By the way, it sure felt like all these big important government men were sitting around just asking questions while depending on Darcy to do the work and answer said questions. Another day in the life of competent women.
This episode was a great example of the tiny things that make the MCU work so well after all these years. The ability to recycle characters like Darcy or James Woo and make you care that they returned is something special that you would typically only see in longer form media like books and comics. It is unheard of, at least in my experience, with a primarily film-based franchise. WandaVision’s inclusion of Darcy and James Woo, and the introduction of what is surely a coming larger arc with Monica Rambeau spanning both this show and Captain Marvel, is the kind of cross-story appeal that makes comic books so magical.
It’s just fun to see how they all interact across so many different singular experiences that collect into one shared universe. This was the reason Infinity War worked so well, after all.

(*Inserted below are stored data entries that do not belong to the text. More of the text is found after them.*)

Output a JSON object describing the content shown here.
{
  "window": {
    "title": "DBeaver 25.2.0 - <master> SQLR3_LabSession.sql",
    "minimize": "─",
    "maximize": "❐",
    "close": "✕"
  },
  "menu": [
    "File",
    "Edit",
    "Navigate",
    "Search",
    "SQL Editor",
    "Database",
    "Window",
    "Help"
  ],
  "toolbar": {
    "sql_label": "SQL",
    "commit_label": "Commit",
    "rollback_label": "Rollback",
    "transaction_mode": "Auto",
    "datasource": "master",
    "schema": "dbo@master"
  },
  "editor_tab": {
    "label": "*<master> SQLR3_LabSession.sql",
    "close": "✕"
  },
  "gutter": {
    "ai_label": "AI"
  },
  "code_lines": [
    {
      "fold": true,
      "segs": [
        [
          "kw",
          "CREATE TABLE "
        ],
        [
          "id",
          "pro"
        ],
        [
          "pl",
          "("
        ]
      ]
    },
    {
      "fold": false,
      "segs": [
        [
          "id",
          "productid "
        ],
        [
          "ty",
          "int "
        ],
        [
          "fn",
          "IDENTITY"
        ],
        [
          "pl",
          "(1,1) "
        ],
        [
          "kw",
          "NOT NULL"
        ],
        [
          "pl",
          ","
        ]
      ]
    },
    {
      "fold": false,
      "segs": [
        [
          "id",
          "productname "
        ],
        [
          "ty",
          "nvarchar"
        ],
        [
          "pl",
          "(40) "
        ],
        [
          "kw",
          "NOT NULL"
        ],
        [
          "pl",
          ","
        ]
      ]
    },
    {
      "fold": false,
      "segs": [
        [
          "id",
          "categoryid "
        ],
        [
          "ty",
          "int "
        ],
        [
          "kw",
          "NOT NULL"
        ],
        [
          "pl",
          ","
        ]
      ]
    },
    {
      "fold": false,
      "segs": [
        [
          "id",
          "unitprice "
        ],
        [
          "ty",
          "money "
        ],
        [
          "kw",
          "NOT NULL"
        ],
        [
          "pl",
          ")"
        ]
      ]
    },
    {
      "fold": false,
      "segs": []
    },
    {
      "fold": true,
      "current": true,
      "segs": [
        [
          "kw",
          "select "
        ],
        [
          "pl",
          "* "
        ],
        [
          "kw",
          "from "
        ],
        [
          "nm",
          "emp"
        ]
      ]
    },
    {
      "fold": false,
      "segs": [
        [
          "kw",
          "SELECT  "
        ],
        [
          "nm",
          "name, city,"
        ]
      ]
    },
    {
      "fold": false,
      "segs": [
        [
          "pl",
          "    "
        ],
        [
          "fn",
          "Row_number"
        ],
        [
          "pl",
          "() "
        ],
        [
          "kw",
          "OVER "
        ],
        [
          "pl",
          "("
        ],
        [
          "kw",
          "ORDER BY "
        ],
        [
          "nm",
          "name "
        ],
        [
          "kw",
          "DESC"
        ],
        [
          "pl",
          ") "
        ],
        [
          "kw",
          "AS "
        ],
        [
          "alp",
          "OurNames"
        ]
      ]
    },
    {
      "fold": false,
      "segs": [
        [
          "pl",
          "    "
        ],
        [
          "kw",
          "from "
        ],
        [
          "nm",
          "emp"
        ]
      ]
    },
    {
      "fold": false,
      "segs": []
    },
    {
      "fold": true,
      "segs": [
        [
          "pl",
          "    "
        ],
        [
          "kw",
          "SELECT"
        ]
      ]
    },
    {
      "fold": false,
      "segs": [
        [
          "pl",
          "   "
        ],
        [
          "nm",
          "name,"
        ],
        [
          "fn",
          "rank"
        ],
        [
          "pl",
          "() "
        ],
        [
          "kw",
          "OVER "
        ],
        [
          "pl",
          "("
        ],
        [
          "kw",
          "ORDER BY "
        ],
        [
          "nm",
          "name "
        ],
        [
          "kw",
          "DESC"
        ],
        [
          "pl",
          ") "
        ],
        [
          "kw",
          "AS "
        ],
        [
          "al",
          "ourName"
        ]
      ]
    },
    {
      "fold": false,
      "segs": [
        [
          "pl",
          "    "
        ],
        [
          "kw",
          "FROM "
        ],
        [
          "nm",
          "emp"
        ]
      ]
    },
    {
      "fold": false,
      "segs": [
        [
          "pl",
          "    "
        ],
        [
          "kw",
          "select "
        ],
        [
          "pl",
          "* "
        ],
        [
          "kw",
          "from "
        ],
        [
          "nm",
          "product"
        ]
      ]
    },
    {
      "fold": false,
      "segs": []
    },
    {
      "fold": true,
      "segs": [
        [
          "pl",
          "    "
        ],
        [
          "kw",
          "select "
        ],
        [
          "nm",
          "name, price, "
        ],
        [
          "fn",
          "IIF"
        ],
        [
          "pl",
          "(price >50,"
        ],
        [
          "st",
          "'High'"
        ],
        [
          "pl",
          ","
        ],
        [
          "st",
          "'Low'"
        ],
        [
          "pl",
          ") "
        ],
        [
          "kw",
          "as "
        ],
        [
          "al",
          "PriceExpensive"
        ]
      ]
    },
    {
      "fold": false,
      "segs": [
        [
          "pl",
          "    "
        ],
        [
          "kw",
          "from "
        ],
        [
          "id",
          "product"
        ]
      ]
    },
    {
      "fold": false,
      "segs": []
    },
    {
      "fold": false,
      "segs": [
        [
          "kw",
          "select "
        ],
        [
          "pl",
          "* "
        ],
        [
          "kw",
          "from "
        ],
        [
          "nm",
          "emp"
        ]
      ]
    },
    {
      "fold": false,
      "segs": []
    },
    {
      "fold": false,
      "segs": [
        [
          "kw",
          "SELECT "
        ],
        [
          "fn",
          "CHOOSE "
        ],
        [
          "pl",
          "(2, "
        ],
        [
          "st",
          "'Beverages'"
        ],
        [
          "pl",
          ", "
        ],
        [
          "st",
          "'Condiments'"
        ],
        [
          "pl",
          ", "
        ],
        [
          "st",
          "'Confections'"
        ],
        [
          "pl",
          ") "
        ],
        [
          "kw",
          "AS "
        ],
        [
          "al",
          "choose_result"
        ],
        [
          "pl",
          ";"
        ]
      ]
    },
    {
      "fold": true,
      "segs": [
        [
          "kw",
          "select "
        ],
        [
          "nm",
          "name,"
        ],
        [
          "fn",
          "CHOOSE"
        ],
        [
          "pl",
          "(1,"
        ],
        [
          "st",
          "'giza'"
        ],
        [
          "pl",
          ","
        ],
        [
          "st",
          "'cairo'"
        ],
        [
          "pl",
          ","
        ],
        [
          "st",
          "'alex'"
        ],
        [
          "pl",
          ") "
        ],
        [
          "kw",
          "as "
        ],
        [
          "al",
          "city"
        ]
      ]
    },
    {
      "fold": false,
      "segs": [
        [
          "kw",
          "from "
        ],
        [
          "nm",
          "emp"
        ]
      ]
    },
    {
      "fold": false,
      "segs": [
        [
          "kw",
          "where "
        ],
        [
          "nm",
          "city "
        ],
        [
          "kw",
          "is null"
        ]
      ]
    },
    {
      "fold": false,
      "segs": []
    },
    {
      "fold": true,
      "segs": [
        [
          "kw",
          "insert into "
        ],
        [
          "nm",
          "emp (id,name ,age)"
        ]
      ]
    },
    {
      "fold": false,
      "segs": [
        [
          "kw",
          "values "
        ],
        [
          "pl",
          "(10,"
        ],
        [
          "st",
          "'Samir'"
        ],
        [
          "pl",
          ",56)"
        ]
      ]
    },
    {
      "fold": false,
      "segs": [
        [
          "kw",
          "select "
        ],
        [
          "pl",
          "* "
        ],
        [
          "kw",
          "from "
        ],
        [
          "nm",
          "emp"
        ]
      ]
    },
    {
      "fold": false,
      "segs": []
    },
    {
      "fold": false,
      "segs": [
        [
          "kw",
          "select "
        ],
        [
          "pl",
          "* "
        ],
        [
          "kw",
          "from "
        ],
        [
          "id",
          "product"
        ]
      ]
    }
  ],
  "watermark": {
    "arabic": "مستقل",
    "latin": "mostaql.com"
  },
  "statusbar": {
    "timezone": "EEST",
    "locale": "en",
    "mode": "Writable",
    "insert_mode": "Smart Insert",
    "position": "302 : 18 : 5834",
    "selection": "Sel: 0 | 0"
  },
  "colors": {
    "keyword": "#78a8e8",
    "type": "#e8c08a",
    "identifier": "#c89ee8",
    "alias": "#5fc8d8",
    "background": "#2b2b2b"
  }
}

Through Monica, we also see the literal episodic function of their Westview observation process. These agencies view her life in episodes, complete with the same commercials we saw in the first three episodes. Same camera angles, same laugh track, same everything. They begin discovering that Wanda’s neighbors are real people trapped inside the fantasy and build files on them.
In the end, we again see Monica spit out of Westview, where she comes to and tells everyone that it is “all Wanda.” Which, frankly, is no surprise.
For those who are relatively unaware of Wanda Maximoff’s power level in comic books, she has immense, world-altering powers that have led to multiple storylines where she completely breaks reality and sometimes rebuilds it. Forget something as simple as making her own pocket of reality within the existing world. Wanda is capable of completely changing reality for everyone. She has incredible power to influence multiple dimensions to her will. There is still a fairly good chance that someone else is controlling Westview in some way or put Wanda here initially, but she has immense control of this space.
The show is not only called WandaVision because it stars Wanda and Vision, after all.
If we judge by Monica’s timeline, Wanda had to have entered Westview soon after snapping back into reality herself. She helps fight Thanos in Endgame, so it was not right away, but it must have been soon after. There are a variety of candidates for characters who could do this to Wanda.
My main concern moving forward is going to be how they handle Wanda’s grief as Westview falls apart around her. She is clearly doing everything she can to repress the truth, even when it literally stares its cracked Vision forehead back at her. Comic books have used Wanda’s traumas to turn her into a villain numerous times, and I hope that is not what is happening now. Wanda has been through too much for me to accept her being a villain at the end of all this.
So far, WandaVision has built enough trust from me to assume they have something better in mind. I cannot wait to see what that something is.